ALA elections are coming up, and I’ve been thoroughly entertained by all the campaign commercials appearing on television. At least you don’t get so many negative ads from librarians as you do from real politicians.
LJ has an interview with the two candidates for ALA President. They both seem like they would be fine. They gave slightly different answers to the questions, but all of them were okay. I’m sure the also have websites laying out their strengths and explaining why they should be ALA President.
Reading the interviews, I was struck by one thing. It won’t make an iota of difference which candidate gets elected. There’s nothing one of them could do that the other couldn’t, and there’s not much either of them can do anyway.
For example, they both talked about the hot button library issue of the day: ebook publishers and their arm’s-length relationship to libraries. We need leadership, etc., to solve this problem, etc. etc.
Except no amount of leadership from the ALA is going to solve this problem. It’s all well and good to speak as if the ALA had any power whatsoever, but it doesn’t. Legislators don’t listen to the ALA, and neither do publishers.
What better evidence for this exists than the ebook summit ALA representatives had with ebook publishers a could of months ago. The ALA was trying to get more publishers to license ebooks to libraries.
Since then, one has stopped licensing new titles at all and the other has another has tripled prices for ebooks. I’m not sure how much ALA leadership the library world can tolerate on this issue.
Regardless of who gets elected, or if anyone gets elected, nothing will change.
In addition, the ALA mindset is so ingrained in any candidates for President that there’s not really much to choose from.
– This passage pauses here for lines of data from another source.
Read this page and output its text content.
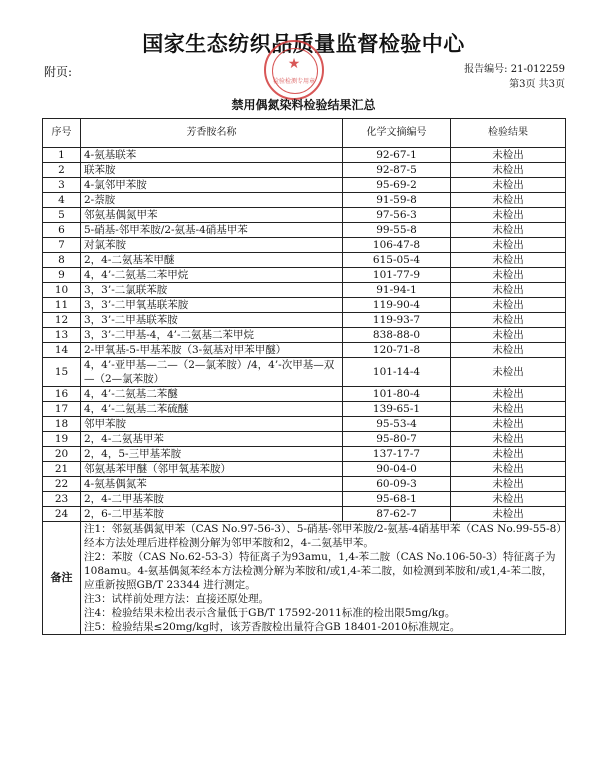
国家生态纺织品质量监督检验中心
附页:	★
检验检测专用章
报告编号: 21-012259
第3页 共3页
禁用偶氮染料检验结果汇总
序号	芳香胺名称	化学文摘编号	检验结果
1	4-氨基联苯	92-67-1	未检出
2	联苯胺	92-87-5	未检出
3	4-氯邻甲苯胺	95-69-2	未检出
4	2-萘胺	91-59-8	未检出
5	邻氨基偶氮甲苯	97-56-3	未检出
6	5-硝基-邻甲苯胺/2-氨基-4硝基甲苯	99-55-8	未检出
7	对氯苯胺	106-47-8	未检出
8	2，4-二氨基苯甲醚	615-05-4	未检出
9	4，4’-二氨基二苯甲烷	101-77-9	未检出
10	3，3’-二氯联苯胺	91-94-1	未检出
11	3，3’-二甲氧基联苯胺	119-90-4	未检出
12	3，3’-二甲基联苯胺	119-93-7	未检出
13	3，3’-二甲基-4，4’-二氨基二苯甲烷	838-88-0	未检出
14	2-甲氧基-5-甲基苯胺（3-氨基对甲苯甲醚）	120-71-8	未检出
15	4，4’-亚甲基—二—（2—氯苯胺）/4，4’-次甲基—双—（2—氯苯胺）	101-14-4	未检出
16	4，4’-二氨基二苯醚	101-80-4	未检出
17	4，4’-二氨基二苯硫醚	139-65-1	未检出
18	邻甲苯胺	95-53-4	未检出
19	2，4-二氨基甲苯	95-80-7	未检出
20	2，4，5-三甲基苯胺	137-17-7	未检出
21	邻氨基苯甲醚（邻甲氧基苯胺）	90-04-0	未检出
22	4-氨基偶氮苯	60-09-3	未检出
23	2，4-二甲基苯胺	95-68-1	未检出
24	2，6-二甲基苯胺	87-62-7	未检出
备注	注1：邻氨基偶氮甲苯（CAS No.97-56-3）、5-硝基-邻甲苯胺/2-氨基-4硝基甲苯（CAS No.99-55-8）经本方法处理后进样检测分解为邻甲苯胺和2，4-二氨基甲苯。
注2：苯胺（CAS No.62-53-3）特征离子为93amu，1,4-苯二胺（CAS No.106-50-3）特征离子为108amu。4-氨基偶氮苯经本方法检测分解为苯胺和/或1,4-苯二胺，如检测到苯胺和/或1,4-苯二胺，应重新按照GB/T 23344 进行测定。
注3：试样前处理方法：直接还原处理。
注4：检验结果未检出表示含量低于GB/T 17592-2011标准的检出限5mg/kg。
注5：检验结果≤20mg/kg时，该芳香胺检出量符合GB 18401-2010标准规定。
All the candidates agree that the same things are good, which makes the election even more boring.
That got me wondering. What would an ALA Presidential election look like that actually mattered, and that something was actually at stake?
In order for that to happen, there would have to be some equivalent of an Annoyed Librarian candidate, someone who wouldn’t just mouth the same platitudes, or who might but who would give them a different interpretation.
What if a candidate came out and said that Band Books Week was pointless, and that most librarian talk of censorship was baseless? Or who urged the ALA to stop obsessing about the alleged right to access Internet porn in public libraries?
There are various other issues that librarians disagree about, but librarians who disagree with the standard ALA-approved responses to all questions never get a hearing. We don’t even know how many such librarians there are, because there’s no way truly alternative candidates would make it on the ballot except as write-ins.
So here’s my challenge to next year’s nominating committee. Try to find candidates who seriously disagree with each other on some important issues and put them on the ballot. Don’t just go with the same insiders. Be bold and provocative.
Then maybe more ALA members would vote in the elections instead of deleting that election email because they know that their vote won’t really help decide the future of anything important.